= Viola Concerto (Harbison) =

Viola concerto by John Harbison

The Concerto for Viola and Orchestra is a viola concerto by the American composer John Harbison. The work was commissioned by the Saint Paul Chamber Orchestra, the Los Angeles Chamber Orchestra, and the New Jersey Symphony Orchestra with contributions from Meet The Composer and Reader's Digest. It was first performed by Jaime Laredo and the New Jersey Symphony Orchestra under the direction of Hugh Wolff on May 18, 1990.

==Composition==

===Background===
Harbison had an early interest in the viola, describing it as his "instrument of choice" as a child. He later wrote in score program notes, "It had a commanding awkward size, a somewhat veiled slightly melancholic tone quality, and it seemed always in the middle of things, a good vantage point for a composer (which I already wanted to be)." However, Harbison was instructed to start on the violin due to the instrument's smaller size. He recalled, "When it was clear I would never have large hands I insisted on switching [to viola] anyway and my first summer as a violist was spent in an informal chamber music group playing Haydn quartets. That summer in Princeton New Jersey I remember as my happiest, the company of my friend John Sessions in the quartet, the wonderful music we were exploring, and the rich possibilities of the instrument I had always wanted to play." Harbison said he "never became an outstanding violist," but remarked, "When it came to writing a concerto for viola I wrote for the violist I never was, the true soloist, and for the instrumental timbres I felt to be most typical of the instrument, its tenor and alto voice, rather than its rather unnatural treble."

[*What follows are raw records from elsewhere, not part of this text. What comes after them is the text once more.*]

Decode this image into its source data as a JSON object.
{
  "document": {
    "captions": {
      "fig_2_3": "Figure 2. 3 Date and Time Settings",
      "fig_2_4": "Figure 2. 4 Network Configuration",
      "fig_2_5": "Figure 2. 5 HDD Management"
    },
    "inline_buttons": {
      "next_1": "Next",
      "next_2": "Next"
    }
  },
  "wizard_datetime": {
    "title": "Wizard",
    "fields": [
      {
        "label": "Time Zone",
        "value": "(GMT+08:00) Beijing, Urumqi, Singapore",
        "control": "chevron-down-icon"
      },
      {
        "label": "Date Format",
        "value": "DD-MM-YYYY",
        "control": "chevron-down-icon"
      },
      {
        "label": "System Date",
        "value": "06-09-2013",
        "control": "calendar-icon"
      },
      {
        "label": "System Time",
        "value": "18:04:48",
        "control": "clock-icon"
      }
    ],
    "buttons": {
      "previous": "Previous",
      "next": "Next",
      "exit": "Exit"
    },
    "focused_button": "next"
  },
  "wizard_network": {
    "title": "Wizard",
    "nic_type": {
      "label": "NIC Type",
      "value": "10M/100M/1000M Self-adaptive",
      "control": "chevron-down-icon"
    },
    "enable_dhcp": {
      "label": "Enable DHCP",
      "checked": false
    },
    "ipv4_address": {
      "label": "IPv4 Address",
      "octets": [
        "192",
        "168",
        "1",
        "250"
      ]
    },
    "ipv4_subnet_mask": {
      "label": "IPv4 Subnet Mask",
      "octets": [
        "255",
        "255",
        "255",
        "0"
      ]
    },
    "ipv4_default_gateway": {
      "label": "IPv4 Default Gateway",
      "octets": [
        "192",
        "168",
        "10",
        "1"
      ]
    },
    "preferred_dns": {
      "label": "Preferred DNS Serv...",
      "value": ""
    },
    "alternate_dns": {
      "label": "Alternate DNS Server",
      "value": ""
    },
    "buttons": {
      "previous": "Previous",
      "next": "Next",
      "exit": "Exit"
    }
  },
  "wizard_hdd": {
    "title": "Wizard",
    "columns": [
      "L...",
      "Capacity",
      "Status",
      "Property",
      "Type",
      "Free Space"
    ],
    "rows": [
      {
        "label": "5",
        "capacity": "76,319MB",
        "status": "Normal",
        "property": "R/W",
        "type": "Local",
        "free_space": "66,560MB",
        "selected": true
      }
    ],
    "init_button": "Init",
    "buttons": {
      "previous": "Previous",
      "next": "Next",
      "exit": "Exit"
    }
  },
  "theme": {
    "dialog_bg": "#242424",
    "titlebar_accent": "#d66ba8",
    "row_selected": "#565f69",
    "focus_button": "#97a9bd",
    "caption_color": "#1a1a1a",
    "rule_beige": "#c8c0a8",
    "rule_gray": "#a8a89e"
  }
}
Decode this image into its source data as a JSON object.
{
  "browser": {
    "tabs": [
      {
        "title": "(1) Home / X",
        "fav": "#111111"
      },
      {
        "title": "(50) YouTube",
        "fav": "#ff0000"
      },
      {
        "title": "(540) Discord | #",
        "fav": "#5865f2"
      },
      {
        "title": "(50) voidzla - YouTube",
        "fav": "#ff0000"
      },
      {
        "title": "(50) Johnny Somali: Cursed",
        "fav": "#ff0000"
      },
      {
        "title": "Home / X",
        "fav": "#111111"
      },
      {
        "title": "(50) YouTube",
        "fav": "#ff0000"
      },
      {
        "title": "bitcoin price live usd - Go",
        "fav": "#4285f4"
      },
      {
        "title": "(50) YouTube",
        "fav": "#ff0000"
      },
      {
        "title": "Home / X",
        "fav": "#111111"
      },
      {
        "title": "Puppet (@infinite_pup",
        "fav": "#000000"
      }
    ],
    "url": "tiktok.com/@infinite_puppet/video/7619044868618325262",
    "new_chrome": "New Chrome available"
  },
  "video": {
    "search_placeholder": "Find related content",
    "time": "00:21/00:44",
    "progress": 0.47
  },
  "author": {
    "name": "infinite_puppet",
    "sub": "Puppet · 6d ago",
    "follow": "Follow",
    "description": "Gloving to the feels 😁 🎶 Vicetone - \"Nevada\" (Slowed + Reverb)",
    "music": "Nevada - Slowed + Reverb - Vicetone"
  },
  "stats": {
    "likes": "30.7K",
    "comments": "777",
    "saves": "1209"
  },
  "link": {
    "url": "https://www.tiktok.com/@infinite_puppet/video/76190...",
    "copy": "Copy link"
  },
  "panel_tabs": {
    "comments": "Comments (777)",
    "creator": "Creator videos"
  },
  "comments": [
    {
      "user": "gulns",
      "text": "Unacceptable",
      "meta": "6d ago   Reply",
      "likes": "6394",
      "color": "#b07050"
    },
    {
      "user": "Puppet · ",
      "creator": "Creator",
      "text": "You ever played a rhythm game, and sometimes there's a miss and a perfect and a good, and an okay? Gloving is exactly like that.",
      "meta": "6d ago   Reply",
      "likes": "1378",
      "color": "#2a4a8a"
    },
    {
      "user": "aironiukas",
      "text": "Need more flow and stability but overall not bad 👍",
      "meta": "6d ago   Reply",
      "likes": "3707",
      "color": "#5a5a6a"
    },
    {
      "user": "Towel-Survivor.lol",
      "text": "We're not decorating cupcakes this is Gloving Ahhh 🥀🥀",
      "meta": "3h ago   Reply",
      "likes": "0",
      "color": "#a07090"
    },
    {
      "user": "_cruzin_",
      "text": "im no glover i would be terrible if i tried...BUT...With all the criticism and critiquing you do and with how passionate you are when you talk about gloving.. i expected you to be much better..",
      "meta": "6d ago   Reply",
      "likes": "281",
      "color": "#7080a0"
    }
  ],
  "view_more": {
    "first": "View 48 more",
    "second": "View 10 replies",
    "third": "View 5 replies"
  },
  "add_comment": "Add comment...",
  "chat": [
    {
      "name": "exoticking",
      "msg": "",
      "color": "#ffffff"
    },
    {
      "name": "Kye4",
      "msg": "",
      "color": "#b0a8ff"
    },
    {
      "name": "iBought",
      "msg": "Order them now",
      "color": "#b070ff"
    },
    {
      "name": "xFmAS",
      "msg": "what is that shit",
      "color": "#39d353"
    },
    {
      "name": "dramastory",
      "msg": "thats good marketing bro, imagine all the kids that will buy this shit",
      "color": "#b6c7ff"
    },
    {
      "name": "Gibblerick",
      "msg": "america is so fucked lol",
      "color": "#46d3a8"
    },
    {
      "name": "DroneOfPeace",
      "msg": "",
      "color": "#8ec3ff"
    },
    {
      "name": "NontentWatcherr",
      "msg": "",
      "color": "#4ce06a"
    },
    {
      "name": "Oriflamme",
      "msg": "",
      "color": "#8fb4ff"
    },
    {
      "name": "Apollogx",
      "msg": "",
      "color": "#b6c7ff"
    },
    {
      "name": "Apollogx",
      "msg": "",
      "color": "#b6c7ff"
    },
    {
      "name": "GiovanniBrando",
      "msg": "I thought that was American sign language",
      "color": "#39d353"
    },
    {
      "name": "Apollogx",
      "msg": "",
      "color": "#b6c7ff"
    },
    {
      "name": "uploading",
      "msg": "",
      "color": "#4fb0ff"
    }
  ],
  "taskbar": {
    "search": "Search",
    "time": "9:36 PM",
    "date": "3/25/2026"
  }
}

The composer further described the concerto, saying, "The piece moves from inwardness to ebullience and from ambiguous and shifting harmonic language to a kind of tonality. Within this broad scenario there was room for the kind of paradoxes I enjoy: a first movement in which nothing seems capable of repetition followed by one with literal repeats, a third movement of great formal and metrical simplicity followed by a finale filled with intricate metrical modulations."

===Structure===
The concerto has a duration of approximately 20 minutes and is composed in four movements:

===Instrumentation===
The work is scored for a solo viola and an orchestra consisting of two flutes (2nd doubling piccolo), two oboes (2nd doubling English horn), clarinet, bass clarinet, two bassoons (2nd doubling contrabassoon), two horns, two trumpets, timpani, percussion, celesta, harp, and strings.

==Reception==
The viola concerto has been praised by music critics. Reviewing the world premiere, James R. Oestreich of The New York Times wrote:
The quick movements, especially the dynamic second and the skittish fourth, are taut and gripping. The Adagio third movement - Mr. Harbison's paean to the viola, perhaps - is moving in a central hymnlike episode, but eventually the soloist's peregrinations come to seem a bit indulgent. The finale appealingly stands Stravinsky on his head, as a brittle, polished Neo-Classical manner becomes increasingly overrun by rough rhythmic interjections until in the end the primitivist of Sacre du Printemps emerges.

Andrew Farach-Colton of Gramophone compared the work favorably to Walter Piston's Viola Concerto, writing, "Harbison's Concerto is if anything even darker in mood, though it's more luminously scored." He added, "The first movement has an improvisatory air (note, for example, the spontaneous-sounding chirping of woodwinds that accompany the viola's opening solo) that stands in stark contrast with the obsessive character of the brief scherzo-like movement that follows. The composer writes that the concerto 'moves from inwardness to ebullience and from an ambiguous and shifting harmonic language to tonality' – a dramatic structure similar to Piston's." In 2009, the music Mark Swed of the Los Angeles Times said the piece "doesn't get the attention it deserves."